What was then called the Great War produced what was arguably the greatest man-made catastrophe in human history. It ended a century of a relatively peaceful balance of power among Europes leading states. It destroyed the Ottoman Empire and laid the basis for a century of war and terrorism in the Middle East. It hastened the demise of the British Empire and led to Hitlers rise, the destruction of World War II, the tragedy of the Holocaust, and the development of nuclear weapons. It paved the way to Soviet Communism and decades of Cold War that spanned the globe. It decimated a generation of Europeans and left in its wake a nihilistic philosophical legacy that has had devastating consequences for societies across the Western world. And almost no one saw it coming.
World War I resulted more from miscalculation and ineptitude than from design. Historians have long debated which of the combatants bore the most responsibility for the conflict, but few dispute that each of the major powers contributed its quota of shortsightedness and irresponsibility to the disaster.
Few people in Washington today believe that our tense relations with Russia pose this type of challenge. Rather, the dominant paradigm for understanding and responding to the Russian threat is the World War II problem. American editorials and op-ed columns about Russia abound with disparaging references to Munich, where British prime minister Neville Chamberlain made his tragic bid to appease Hitlers territorial ambitions in 1938 and achieved his ill-fated peace in our time. During the 2016 US presidential campaign, Democratic Party candidate Hillary Clinton explicitly warned that Moscows claims that it must protect Russian minorities in Ukraine echoed Nazi Germanys arguments that it had to protect German minorities in Poland and Czechoslovakia. Like Hitler, Putin is perceived as an authoritarian leader harboring deep resentments over lost territory and unfair treatment. Like Hitler, Putin is believed to regard calls for diplomatic compromise as signs of weakness that he can exploit. Like Hitler, Putin is thought to harbor expansionist designs that will be curbed only by pushing back now before he grows too strong.
For those who see the Russian threat through this prism, the chief danger is the Kremlins aggressive intentions, and the imperative is to deter aggression through strength. Wars often happen because those who start them think they can win.

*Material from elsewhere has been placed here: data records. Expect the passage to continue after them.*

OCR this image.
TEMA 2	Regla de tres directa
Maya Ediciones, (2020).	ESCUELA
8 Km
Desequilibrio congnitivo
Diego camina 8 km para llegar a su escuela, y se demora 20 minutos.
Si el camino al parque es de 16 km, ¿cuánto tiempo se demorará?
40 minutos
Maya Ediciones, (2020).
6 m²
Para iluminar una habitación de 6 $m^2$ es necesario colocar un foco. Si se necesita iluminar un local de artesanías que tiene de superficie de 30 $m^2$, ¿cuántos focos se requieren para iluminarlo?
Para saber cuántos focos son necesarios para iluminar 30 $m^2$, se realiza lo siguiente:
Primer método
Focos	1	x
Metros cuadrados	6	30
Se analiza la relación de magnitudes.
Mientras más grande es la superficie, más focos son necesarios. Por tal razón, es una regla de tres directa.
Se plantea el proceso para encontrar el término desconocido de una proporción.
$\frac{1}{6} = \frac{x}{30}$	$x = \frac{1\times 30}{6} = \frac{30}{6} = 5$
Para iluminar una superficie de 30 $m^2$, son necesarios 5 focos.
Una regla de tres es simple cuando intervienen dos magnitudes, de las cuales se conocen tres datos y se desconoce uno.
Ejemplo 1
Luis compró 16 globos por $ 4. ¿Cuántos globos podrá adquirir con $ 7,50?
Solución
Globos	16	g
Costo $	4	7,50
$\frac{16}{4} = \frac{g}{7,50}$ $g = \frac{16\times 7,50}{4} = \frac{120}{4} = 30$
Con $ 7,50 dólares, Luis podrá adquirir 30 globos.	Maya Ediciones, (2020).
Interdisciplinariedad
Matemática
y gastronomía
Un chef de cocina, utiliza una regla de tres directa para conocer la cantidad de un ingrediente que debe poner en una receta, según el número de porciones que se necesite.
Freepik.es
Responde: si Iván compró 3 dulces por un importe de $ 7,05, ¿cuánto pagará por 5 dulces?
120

Disabusing an aggressor of that belief, therefore, is critical to preserving peace. For intelligence analysts, this translates into a focus on studying Russian war plans and weapons systems while looking for signs of impending attack. US and NATO military experts analyzing Russias preparations for its large Zapad (West) military exercise in 2017, for example, issued warnings that the event could be a Russian Trojan horse masking preparations for occupying Belarus or invading one of the Baltic states.

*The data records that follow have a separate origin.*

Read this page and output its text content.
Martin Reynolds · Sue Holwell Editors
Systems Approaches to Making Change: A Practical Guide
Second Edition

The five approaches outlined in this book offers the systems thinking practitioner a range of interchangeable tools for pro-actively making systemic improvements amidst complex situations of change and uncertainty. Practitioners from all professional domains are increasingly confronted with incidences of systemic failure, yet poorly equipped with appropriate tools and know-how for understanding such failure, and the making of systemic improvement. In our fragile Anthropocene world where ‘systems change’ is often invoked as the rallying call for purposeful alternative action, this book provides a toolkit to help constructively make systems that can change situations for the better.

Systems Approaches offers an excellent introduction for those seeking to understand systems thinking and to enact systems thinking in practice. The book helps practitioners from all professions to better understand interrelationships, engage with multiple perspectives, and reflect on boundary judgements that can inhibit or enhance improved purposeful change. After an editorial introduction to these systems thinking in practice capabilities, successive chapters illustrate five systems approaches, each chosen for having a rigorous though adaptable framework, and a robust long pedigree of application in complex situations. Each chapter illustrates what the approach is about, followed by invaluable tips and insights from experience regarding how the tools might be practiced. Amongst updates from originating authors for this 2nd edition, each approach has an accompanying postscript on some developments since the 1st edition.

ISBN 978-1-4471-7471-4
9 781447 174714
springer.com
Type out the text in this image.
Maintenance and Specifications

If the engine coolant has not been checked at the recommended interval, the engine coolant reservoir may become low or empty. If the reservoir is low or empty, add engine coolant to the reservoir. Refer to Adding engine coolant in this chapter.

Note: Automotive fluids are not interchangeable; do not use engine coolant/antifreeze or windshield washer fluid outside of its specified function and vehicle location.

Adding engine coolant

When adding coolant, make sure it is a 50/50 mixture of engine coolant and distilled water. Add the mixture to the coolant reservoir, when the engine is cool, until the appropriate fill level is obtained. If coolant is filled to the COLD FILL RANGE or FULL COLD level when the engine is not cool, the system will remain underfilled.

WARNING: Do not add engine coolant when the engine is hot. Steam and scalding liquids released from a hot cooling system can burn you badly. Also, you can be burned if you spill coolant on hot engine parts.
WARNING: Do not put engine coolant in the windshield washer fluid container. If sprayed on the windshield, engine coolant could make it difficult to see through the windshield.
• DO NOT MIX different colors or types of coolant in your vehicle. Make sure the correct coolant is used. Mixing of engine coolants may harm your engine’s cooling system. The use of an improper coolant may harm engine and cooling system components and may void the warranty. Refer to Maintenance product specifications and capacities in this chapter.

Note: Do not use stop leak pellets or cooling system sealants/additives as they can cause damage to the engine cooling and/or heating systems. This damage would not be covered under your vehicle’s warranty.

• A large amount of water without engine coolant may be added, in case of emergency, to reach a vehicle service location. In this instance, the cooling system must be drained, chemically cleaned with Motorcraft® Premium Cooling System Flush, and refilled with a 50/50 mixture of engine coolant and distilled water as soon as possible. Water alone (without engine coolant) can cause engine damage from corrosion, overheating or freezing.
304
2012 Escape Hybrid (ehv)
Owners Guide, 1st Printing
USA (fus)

For policymakers, these warnings lead to a focus on demonstrating the will to fight and the ability to triumph. Diplomacy plays a minor role in dealing with World War IItype aggression. One does not strike deals with aggressor statesone punishes and isolates them. Failure to resist Russias aggression in Georgia, Ukraine, Syria, and the cybersphere only invites more aggression. Strength and resolve, on the other hand, prompt the would-be aggressor to back down and look elsewhere for easier conquests. The Trump administrations National Security Strategy largely reflects this broad consensus: Experience suggests that the willingness of rivals to abandon or forgo aggression depends on their perception of US strength and the vitality of our alliances. To paraphrase the old Roman aphorism, if we want peace, we must show ourselves ready and willing to fight a war.

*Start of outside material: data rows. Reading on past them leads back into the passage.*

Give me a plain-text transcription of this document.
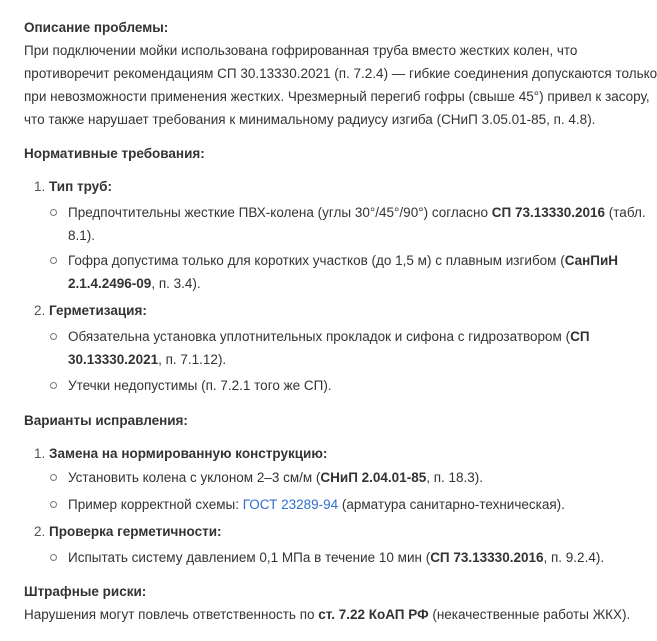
Описание проблемы:
При подключении мойки использована гофрированная труба вместо жестких колен, что
противоречит рекомендациям СП 30.13330.2021 (п. 7.2.4) — гибкие соединения допускаются только
при невозможности применения жестких. Чрезмерный перегиб гофры (свыше 45°) привел к засору,
что также нарушает требования к минимальному радиусу изгиба (СНиП 3.05.01-85, п. 4.8).
Нормативные требования:
1. Тип труб:
Предпочтительны жесткие ПВХ-колена (углы 30°/45°/90°) согласно СП 73.13330.2016 (табл.
8.1).
Гофра допустима только для коротких участков (до 1,5 м) с плавным изгибом (СанПиН
2.1.4.2496-09, п. 3.4).
2. Герметизация:
Обязательна установка уплотнительных прокладок и сифона с гидрозатвором (СП
30.13330.2021, п. 7.1.12).
Утечки недопустимы (п. 7.2.1 того же СП).
Варианты исправления:
1. Замена на нормированную конструкцию:
Установить колена с уклоном 2–3 см/м (СНиП 2.04.01-85, п. 18.3).
Пример корректной схемы: ГОСТ 23289-94 (арматура санитарно-техническая).
2. Проверка герметичности:
Испытать систему давлением 0,1 МПа в течение 10 мин (СП 73.13330.2016, п. 9.2.4).
Штрафные риски:
Нарушения могут повлечь ответственность по ст. 7.22 КоАП РФ (некачественные работы ЖКХ).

Not everyone views Russia as offensive-minded, however. A smaller and less popular school of thought sees Russia under Putin as a weak and declining power fighting a defensive battle against NATOs eastward expansion and Washingtons efforts to transform Russias internal politics. Putin has been primarily reactive, according to New York University professor emeritus Stephen Cohen. Russia is not Nazi Germany, nor is Putin comparable to Hitler. For these analysts, such analogies not only produce more emotional heat than analytic light, but they also lead to policy responses that are dangerous.